The Singapore Convention on Mediation is just beginning its life as an international legal instrument. How is it likely to fare? In the second edition of this comprehensive, article-by-article commentary, the authors provide a robust report on the features of the Convention and their implications, with an analysis of potential controversies and authoritative clarifications of particular provisions.

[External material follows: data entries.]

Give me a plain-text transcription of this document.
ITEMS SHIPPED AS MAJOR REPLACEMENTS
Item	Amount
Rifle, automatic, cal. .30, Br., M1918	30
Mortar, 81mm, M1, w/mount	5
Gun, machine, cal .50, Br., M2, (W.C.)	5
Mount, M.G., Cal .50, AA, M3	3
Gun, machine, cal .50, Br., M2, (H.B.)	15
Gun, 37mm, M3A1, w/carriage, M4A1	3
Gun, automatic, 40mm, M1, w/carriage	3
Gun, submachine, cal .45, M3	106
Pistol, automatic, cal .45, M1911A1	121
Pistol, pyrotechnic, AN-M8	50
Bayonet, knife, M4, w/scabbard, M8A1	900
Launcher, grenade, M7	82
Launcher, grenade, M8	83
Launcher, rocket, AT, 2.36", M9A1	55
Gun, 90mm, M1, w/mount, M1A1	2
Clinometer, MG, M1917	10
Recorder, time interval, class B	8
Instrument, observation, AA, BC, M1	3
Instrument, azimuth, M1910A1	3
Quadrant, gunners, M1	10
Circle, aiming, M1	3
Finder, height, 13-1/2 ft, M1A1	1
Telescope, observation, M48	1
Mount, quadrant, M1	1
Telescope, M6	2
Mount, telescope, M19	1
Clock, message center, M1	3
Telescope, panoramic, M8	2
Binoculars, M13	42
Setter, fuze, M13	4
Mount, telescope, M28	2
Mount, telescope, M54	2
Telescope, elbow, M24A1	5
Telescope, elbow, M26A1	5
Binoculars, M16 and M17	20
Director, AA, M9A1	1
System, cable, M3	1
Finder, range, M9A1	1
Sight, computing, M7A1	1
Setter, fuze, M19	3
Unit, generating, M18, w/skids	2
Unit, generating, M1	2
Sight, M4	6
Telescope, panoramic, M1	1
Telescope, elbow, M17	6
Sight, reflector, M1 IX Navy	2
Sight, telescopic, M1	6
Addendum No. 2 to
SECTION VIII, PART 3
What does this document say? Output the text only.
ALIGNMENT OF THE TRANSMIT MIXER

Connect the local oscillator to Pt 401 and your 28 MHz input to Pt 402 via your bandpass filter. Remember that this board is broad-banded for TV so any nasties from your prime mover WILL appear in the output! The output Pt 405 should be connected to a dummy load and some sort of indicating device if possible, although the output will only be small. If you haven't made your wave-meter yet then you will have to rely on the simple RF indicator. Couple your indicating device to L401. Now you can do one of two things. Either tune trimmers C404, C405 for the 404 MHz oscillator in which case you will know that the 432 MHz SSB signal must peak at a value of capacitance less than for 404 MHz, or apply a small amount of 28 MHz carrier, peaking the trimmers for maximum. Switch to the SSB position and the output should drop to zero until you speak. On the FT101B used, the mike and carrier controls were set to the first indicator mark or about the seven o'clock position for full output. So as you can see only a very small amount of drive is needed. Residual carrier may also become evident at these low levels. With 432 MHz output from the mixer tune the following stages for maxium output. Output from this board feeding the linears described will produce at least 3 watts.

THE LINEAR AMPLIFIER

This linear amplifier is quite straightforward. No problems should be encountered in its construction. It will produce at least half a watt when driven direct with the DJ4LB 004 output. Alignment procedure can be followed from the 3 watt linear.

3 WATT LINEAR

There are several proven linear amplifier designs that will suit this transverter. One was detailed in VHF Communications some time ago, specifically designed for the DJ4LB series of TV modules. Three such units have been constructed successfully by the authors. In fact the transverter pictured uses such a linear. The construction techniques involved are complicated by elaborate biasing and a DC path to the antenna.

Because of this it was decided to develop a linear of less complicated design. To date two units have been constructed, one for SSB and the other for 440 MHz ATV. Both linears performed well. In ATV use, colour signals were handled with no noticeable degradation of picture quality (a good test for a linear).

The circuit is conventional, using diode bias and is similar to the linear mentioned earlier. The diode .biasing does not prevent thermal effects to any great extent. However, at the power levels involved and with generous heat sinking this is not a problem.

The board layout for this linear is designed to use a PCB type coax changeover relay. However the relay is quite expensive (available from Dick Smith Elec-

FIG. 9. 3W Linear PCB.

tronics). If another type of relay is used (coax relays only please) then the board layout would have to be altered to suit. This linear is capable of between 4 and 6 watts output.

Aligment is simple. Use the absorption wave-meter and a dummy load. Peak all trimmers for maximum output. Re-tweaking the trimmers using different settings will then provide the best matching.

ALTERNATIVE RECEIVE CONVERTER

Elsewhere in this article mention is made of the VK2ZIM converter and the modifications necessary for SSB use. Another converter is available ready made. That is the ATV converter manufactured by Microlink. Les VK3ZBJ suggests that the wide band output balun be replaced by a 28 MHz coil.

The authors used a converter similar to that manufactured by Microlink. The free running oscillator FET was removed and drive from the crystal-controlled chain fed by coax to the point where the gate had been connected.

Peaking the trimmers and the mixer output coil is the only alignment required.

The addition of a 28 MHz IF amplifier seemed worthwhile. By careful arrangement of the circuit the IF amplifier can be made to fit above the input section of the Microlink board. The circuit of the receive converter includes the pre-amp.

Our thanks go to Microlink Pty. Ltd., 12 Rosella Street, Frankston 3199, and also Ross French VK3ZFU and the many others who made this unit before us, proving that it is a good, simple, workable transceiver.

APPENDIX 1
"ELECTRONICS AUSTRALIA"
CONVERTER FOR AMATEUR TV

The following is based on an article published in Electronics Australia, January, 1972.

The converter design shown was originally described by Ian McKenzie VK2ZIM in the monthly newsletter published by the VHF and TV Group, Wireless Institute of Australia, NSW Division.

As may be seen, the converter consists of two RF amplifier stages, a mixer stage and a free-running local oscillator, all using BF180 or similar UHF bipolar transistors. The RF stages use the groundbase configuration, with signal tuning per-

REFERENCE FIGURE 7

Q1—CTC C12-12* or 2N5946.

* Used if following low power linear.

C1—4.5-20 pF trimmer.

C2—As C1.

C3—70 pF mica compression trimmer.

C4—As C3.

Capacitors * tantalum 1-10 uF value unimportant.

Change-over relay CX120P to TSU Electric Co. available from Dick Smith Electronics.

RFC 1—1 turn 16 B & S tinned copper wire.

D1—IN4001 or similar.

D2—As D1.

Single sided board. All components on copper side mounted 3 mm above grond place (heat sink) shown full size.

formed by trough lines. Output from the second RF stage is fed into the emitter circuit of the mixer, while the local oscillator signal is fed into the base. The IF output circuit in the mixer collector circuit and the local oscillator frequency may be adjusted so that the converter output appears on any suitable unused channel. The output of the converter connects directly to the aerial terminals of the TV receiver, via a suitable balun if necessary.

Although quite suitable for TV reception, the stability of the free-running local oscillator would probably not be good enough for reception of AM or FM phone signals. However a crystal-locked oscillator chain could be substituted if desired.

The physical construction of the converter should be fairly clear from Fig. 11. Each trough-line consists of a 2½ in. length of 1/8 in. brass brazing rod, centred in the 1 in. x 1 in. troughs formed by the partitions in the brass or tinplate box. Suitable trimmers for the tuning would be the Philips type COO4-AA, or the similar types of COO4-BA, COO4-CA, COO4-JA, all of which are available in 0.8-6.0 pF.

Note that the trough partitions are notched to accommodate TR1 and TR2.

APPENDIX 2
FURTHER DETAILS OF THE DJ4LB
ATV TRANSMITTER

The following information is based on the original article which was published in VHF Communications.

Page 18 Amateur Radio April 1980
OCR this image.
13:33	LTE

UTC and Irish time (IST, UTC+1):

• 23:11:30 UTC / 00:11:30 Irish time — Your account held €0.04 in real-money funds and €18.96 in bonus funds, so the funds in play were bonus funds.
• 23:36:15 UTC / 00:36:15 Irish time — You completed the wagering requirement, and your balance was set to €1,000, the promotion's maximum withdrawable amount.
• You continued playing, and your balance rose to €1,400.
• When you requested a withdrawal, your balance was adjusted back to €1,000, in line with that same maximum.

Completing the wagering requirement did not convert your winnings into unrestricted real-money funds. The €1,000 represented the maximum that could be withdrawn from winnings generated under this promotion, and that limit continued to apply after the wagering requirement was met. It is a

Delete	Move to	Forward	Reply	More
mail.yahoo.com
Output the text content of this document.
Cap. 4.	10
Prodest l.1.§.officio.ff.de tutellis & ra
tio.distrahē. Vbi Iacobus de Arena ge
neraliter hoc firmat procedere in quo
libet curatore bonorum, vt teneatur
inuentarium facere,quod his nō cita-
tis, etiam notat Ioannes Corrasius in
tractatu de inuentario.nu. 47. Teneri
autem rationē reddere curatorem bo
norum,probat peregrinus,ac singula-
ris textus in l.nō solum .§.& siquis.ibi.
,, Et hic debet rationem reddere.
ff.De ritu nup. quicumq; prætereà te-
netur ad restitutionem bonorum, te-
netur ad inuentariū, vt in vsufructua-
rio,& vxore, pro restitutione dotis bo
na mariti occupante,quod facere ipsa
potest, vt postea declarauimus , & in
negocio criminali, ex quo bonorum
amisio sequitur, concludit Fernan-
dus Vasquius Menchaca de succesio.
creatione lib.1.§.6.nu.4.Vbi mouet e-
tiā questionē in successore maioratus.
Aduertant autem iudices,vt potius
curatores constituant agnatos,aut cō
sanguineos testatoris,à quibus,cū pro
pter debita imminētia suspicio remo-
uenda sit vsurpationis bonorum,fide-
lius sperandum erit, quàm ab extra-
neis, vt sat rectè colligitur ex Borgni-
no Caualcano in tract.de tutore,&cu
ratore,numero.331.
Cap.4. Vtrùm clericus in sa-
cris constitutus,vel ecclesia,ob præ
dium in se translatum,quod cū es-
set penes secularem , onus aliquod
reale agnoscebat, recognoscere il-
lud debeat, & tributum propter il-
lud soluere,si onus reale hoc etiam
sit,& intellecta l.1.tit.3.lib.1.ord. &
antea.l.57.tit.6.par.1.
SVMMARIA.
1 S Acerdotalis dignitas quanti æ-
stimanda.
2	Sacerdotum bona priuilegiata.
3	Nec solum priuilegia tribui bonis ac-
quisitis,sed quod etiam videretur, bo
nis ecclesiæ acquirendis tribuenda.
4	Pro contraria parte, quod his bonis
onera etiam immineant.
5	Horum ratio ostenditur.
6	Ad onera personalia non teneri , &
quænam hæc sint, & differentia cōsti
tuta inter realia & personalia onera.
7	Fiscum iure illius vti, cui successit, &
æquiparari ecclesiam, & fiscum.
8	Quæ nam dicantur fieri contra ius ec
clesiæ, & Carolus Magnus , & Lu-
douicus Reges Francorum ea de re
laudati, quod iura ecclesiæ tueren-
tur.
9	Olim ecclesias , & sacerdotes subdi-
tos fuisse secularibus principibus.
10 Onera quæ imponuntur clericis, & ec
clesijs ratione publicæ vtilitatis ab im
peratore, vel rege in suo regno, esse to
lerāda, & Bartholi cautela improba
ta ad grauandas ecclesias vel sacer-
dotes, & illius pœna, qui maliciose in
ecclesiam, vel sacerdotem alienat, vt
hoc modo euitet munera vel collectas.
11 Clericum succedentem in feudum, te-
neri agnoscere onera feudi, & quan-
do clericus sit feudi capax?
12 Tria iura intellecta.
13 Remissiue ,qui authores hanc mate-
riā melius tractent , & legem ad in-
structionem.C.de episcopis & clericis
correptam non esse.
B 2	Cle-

The book’s meticulous examination considers these issues and topics:
international mediated settlement agreements as a new type of legal instrument in international law;
types of settlement agreements that fall within the scope of the Convention;
how the Convention’s enforcement mechanism works;
the meaning of ‘international’ and the absence of a seat of mediation;
the Convention’s approach to recognition and enforcement of international mediated settlement agreements;
the grounds for refusal to grant relief under the Convention;
mediator misconduct as a ground for refusal to grant relief;
the role of confidentiality in granting relief for international mediated settlement agreements;
the impact of the Convention on private international law;
the relationship of the Singapore Convention to other international instruments such as the UN Model Law on International Commercial Mediation and the New York Convention on Arbitration;
possibilities for Contracting States to declare reservations;
court decisions from around the globe on the recognition and enforceability of international mediated settlement agreements; and
domestic mediation legislation including domestic laws that implement the Singapore Convention.
This book takes a giant step towards relieving the inherent uncertainty associated with how this newly constituted instrument may operate, and how States may become ‘Convention ready’. It is an essential reference for international lawyers, mediators and government officials as the Convention proves itself in the coming years.